In the “real world,” outside of school, getting people together at the same time and working with everyone’s schedule does not seem as difficult. While in certain classes group projects are great, some professors should not force collaborative projects in classes where they are not helpful. For example, I think group projects in a foreign language course are a great idea because everyone is at a different level of understanding and it is helpful to learn from your peers. It can also make learning more interactive and fun to practice speaking in a second language. Group projects are necessary and everyone should have that experience in college but the weight of the grade that is usually placed on them is too high.
“I think class group projects help because you are also getting the insight and ideas from your classmates not just your own, for whatever the assignment,” said sophomore, Rebecca Brehmer.
There are several issues that come about when participating in a group project. Questions of who your group-mates will be, how many people with be contributing, how is the project weighted, everyone’s availability, who will be the leader and so forth, these questions need to be answered within in the first couple days of being assigned the project, because there is only so much time given.
These kinds of projects are more fair when groups are randomly assigned. If a professor is going to assign a group project, they should decide who will be in what group as opposed to letting the students group themselves.
There are usually a few cliques in the room, who are either on a team together or have known each other since freshman year, but not all people have the luxury of knowing so many people in the class. And then of course there are always a few students who are not in class that day and are left out. Everyone wants to succeed and do well, so for everyone to have a fair or equal chance, groups should be randomized.
The biggest reason group projects are problematic is because not everyone is willing to put in the same amount of effort.
“Class group projects help with understanding the subject,” said junior Carolyn Rouse. “You’re able to bounce ideas off classmates and help each other with topics you may not understand… They work really well as long as everyone is putting effort in.”

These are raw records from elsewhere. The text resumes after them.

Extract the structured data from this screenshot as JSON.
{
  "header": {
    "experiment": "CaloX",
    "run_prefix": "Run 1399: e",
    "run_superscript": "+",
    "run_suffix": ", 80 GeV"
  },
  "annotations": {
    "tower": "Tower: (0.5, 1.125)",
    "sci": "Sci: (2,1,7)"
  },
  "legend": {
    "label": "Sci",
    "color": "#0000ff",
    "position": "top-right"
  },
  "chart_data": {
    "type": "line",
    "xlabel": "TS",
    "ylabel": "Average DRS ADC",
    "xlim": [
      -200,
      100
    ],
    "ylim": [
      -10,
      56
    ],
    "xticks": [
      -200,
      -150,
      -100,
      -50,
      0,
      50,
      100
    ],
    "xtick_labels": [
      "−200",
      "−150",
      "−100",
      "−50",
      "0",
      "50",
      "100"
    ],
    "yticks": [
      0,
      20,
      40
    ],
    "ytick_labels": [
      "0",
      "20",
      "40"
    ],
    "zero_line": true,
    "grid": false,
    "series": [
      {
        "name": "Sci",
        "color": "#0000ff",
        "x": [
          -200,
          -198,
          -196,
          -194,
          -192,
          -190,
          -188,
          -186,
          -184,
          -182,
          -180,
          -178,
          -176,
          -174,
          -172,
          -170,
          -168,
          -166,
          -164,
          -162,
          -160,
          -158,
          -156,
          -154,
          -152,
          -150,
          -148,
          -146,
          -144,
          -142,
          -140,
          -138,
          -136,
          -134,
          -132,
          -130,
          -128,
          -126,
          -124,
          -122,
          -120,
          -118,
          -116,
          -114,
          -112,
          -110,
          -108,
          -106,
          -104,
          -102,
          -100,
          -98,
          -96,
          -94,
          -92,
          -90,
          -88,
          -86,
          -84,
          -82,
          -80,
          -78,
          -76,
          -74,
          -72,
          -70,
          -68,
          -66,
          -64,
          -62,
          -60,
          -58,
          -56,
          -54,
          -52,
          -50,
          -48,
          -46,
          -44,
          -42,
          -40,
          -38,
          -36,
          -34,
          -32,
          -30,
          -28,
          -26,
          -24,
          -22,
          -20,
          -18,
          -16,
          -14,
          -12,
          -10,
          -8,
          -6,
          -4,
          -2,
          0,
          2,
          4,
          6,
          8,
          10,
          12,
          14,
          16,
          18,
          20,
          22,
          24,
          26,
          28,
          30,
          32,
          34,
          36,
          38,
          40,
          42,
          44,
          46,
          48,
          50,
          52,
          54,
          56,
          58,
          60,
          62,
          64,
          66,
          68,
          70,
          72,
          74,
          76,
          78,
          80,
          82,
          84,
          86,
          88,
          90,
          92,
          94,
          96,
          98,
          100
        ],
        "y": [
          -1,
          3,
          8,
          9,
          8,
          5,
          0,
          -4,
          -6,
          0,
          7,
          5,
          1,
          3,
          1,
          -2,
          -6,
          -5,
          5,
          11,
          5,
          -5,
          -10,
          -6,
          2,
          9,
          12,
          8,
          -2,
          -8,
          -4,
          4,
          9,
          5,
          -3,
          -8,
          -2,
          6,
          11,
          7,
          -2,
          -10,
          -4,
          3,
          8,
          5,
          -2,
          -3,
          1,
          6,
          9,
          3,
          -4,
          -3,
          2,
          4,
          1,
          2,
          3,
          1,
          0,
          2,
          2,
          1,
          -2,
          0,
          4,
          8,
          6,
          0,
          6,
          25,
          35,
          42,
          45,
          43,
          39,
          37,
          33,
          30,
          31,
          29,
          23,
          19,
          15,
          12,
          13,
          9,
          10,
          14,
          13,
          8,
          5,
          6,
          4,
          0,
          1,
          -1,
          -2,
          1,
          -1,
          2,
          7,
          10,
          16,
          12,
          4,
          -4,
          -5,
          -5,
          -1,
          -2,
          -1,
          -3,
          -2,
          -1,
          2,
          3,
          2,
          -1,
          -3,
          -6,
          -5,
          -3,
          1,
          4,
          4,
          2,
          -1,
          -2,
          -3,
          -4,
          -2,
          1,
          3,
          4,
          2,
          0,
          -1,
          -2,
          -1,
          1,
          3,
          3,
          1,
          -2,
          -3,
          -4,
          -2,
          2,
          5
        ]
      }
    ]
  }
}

More times than not, I have been in a group where certain people just want to ride along for the grade and do the bare minimum or nothing at all. This is upsetting because one, you are being graded as a group, and two, if other people don’t pull their share of the weight than you have more work on your shoulders.
“If group members do not work well together, it can cause stress [and] the workload may not be divided evenly, goals cannot be accomplished in a timely manner and it can discourage people from working with teams,” said alum, Alex Monaco.
I try to go into each group project with a positive outlook and accept that this group may work out. I have just not had many great experiences and I know I am not alone in this.